紀三井寺の桜 Cherry Blossoms of Kimiidera
紀三井寺の境内には約500本の桜の木が植えられています。特に京阪神では、当寺は早咲き桜の名所として有名で、開花宣言の目安となる和歌山地方気象台指定の標本木(ソメイヨシノ)が本堂前にあることから、「近畿地方に春を呼ぶ寺」として、3月も半ばとなるとマスコミ等の注目を集めます。
この紀三井寺の桜にも為光上人にまつわるいわれが有ります。
上人は、あるとき、龍神の招きを請け、竜宮城に説法に行かれてその帰り、七つの宝物をもらいました。

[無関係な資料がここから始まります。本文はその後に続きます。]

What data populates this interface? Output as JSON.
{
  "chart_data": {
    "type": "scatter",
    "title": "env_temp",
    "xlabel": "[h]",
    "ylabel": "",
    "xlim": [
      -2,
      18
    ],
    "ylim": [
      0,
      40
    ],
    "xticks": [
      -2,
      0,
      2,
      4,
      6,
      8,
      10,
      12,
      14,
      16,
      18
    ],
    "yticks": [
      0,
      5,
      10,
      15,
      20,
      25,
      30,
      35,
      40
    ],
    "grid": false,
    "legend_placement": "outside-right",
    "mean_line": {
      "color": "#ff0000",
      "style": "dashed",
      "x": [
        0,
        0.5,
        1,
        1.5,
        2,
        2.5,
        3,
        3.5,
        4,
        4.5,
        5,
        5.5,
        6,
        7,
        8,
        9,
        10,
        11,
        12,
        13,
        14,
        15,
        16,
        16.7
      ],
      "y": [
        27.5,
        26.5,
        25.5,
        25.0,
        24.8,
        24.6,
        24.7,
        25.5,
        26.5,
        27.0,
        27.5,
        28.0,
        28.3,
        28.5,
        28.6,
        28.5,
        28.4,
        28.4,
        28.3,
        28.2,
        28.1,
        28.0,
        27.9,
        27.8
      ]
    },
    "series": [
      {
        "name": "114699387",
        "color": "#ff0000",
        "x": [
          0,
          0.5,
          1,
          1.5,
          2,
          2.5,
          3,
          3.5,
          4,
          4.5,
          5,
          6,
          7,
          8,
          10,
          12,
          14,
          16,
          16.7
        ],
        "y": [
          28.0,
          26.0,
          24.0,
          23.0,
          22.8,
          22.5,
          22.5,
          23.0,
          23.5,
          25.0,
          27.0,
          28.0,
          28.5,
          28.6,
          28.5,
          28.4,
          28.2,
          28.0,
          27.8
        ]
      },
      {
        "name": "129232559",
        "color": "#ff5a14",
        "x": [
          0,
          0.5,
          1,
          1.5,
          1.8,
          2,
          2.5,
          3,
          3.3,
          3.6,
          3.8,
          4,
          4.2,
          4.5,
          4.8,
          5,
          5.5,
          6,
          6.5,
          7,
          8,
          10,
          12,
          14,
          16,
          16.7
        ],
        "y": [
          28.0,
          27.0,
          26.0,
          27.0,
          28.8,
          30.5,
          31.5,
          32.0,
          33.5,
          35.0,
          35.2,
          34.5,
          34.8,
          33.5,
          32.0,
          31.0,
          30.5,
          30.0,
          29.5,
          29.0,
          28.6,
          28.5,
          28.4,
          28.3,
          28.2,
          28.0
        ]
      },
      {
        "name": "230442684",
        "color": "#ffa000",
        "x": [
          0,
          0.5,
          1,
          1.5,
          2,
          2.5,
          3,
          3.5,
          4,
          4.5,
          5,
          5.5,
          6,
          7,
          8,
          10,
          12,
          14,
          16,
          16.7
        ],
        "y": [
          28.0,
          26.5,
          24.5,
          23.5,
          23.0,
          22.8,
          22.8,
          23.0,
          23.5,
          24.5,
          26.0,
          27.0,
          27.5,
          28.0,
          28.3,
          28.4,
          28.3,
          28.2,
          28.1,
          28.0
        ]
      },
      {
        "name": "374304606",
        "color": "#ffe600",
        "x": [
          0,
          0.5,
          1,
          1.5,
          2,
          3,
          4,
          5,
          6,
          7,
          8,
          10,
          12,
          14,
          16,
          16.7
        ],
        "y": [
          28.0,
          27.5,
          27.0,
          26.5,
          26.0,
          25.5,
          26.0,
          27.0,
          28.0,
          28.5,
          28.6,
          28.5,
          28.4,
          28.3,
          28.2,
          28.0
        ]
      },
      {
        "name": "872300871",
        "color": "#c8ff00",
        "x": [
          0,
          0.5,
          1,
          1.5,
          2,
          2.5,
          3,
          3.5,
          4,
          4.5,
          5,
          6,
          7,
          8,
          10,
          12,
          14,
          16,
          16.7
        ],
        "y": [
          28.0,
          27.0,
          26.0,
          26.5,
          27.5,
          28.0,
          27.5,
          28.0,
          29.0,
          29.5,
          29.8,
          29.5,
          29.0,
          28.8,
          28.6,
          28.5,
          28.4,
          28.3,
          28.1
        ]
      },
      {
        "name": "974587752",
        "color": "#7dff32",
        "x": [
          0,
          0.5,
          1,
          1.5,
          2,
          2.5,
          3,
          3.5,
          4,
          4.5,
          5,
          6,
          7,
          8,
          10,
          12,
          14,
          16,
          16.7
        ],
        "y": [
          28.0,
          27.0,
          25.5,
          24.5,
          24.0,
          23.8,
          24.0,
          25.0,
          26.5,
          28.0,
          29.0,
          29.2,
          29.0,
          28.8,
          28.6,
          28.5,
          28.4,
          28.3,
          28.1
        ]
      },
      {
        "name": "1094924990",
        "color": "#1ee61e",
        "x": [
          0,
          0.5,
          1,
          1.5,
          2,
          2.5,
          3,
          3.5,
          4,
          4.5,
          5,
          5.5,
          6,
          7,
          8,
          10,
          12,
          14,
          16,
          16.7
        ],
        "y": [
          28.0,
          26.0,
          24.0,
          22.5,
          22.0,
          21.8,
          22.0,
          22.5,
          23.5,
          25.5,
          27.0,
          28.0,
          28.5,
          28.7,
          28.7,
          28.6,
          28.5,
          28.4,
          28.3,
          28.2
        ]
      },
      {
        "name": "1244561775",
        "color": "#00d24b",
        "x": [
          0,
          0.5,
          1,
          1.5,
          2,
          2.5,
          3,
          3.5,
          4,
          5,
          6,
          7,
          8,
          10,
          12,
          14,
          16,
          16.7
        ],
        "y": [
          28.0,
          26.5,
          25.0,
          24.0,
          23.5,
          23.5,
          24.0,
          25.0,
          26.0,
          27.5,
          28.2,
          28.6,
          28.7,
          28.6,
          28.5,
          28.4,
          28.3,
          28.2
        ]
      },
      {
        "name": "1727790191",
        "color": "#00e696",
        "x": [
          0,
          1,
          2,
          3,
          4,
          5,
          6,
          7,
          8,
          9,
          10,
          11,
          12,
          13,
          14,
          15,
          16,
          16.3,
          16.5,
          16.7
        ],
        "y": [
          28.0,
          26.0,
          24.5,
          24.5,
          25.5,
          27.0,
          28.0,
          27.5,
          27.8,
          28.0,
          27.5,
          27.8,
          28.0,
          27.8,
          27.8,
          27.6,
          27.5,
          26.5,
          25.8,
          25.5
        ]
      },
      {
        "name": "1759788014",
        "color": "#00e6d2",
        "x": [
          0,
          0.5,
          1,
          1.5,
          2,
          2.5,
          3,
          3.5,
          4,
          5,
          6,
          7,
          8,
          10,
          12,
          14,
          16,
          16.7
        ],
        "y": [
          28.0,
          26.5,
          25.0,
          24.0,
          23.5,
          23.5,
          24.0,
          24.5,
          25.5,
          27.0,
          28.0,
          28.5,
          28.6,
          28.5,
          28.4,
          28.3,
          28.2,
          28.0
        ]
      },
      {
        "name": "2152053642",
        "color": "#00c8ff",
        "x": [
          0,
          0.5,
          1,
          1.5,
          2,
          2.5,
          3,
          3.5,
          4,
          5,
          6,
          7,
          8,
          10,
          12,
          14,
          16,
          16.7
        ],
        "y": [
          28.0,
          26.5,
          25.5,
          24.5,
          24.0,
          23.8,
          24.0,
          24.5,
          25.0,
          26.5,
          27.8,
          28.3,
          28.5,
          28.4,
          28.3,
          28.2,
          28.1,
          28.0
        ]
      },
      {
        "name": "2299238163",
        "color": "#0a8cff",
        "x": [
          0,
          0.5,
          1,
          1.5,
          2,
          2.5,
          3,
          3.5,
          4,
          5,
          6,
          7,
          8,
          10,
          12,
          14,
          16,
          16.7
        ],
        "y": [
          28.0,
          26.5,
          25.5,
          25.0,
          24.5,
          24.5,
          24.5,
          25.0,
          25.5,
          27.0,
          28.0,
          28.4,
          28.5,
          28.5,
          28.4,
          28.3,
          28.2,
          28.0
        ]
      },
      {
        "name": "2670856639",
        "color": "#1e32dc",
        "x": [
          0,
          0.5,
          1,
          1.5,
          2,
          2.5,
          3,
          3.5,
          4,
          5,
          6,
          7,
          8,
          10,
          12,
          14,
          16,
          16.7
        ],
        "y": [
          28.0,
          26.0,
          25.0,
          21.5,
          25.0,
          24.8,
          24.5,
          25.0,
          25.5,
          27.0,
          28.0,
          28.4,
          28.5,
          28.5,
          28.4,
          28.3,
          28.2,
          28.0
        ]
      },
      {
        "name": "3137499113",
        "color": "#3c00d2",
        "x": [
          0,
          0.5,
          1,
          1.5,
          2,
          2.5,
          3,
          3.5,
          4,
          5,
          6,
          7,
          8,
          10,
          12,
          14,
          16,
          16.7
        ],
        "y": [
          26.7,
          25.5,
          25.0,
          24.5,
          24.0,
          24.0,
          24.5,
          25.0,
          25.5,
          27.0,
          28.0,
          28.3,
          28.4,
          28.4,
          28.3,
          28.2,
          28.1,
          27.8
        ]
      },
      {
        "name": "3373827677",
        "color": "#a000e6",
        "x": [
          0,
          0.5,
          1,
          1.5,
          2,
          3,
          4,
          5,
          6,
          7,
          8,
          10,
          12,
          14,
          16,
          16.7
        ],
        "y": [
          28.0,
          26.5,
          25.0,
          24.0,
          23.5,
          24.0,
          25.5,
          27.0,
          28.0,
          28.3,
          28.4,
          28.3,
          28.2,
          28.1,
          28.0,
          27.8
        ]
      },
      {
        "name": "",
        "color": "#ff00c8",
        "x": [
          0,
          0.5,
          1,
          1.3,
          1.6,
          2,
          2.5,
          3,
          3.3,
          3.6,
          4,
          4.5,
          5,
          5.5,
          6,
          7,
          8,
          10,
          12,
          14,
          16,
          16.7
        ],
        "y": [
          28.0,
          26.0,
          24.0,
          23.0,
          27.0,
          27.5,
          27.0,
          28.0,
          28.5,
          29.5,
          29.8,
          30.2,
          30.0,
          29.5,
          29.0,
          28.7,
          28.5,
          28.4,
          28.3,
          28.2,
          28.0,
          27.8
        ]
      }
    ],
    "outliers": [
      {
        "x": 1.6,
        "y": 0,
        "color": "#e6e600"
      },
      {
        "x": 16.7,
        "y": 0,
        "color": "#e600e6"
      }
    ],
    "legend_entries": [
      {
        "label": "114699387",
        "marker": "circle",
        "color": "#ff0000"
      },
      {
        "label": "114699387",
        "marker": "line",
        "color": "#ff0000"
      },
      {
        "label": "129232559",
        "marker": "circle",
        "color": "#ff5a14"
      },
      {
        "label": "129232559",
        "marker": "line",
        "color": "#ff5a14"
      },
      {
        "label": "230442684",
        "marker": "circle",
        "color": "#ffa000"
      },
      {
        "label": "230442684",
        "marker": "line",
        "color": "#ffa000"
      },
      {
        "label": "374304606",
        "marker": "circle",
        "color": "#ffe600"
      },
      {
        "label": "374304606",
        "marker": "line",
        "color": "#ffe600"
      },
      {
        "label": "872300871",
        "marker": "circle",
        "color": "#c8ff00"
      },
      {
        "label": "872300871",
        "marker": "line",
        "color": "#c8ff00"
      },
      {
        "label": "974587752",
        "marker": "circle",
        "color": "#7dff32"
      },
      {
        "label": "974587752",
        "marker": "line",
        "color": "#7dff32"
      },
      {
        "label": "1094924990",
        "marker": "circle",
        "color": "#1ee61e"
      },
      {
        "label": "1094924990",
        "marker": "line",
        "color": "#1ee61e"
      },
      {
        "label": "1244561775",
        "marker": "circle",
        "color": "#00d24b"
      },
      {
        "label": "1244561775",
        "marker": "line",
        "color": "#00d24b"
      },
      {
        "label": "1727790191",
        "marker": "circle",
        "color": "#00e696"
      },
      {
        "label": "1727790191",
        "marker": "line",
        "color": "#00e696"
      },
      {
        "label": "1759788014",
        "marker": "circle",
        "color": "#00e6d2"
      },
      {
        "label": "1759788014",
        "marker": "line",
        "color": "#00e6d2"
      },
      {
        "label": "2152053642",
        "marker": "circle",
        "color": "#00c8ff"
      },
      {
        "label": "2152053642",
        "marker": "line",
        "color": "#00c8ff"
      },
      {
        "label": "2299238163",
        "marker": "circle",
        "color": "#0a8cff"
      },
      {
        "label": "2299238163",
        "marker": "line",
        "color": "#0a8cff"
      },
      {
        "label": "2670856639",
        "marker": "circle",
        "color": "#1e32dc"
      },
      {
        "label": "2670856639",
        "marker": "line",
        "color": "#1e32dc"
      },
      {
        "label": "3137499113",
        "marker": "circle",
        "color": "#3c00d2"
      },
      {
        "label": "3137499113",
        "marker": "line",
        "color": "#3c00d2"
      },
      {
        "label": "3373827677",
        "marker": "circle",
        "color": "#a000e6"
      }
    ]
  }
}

鈴と、五鈷と、錫杖と、梵鐘と、法螺貝と、応同樹と、七本桜の七つです。
この最後の七本桜の苗木が、後の桜の名所の起こりとなりました。
有名な江戸時代の俳人・松尾芭蕉は、せっかく花見を期待してきたのに、既に散始めていた桜を仰いで
みあぐれば 桜しもうて 紀三井寺
と詠みました。(清浄水辺の句碑郡の中にこの芭蕉の句碑もあります)
※紀三井寺は、平成2年3月財団法人日本さくらの会より「日本さくら名所百選」に選ばれました。
紀三井寺の樟樹 Camphor tree
紀三井寺護国院の本堂前に、樹高20m、胸高幹周り5.8mで、推定樹齢400年とされる大樟樹があります。樟樹は、植物分類ではクスノキ科ニッケイ属で、防虫効果のある芳香を持ち、特に西日本で人里近くに多く植生する樹木です。2.5mの高さから3本の幹にわかれ、それより四方八方に枝が広がり、広場の南半分をおおっています。遠く和歌の浦からもその偉容が望見できるほどです。枝分かれの又状の部分には、木本植物のネズミモチ・ナワシロブミと、草木植物のリュウキュウヤブラン・ヘクソカズラが着生しています。樟樹北側の根元には小祠が建てられ、樟龍王大神として祀られています。
応同樹(おうどうじゅ) Ohdojyu
護国院(紀三井寺)は、宝亀元年(770)、為光上人によって開かれた寺院です。寺伝によると、応同樹は為光上人が竜宮で竜王から贈られて持ち帰った霊木とされています。植物分類では、クスノキ科タブノキ属の常緑高木で、照葉樹林の代表的な樹種のひとつです。表坂中腹滝ノ坊の上にある応同樹は、和歌の浦を見渡す場所にあり、樹齢は約150年とされています。昭和44年(1969)、天然記念物として指定を受けたときには、幹周り2m、樹高15mの立派な樹観でした。現在では虫損により高さ1.5mで伐採されていますが、主幹や根元からは新しい枝が育っています。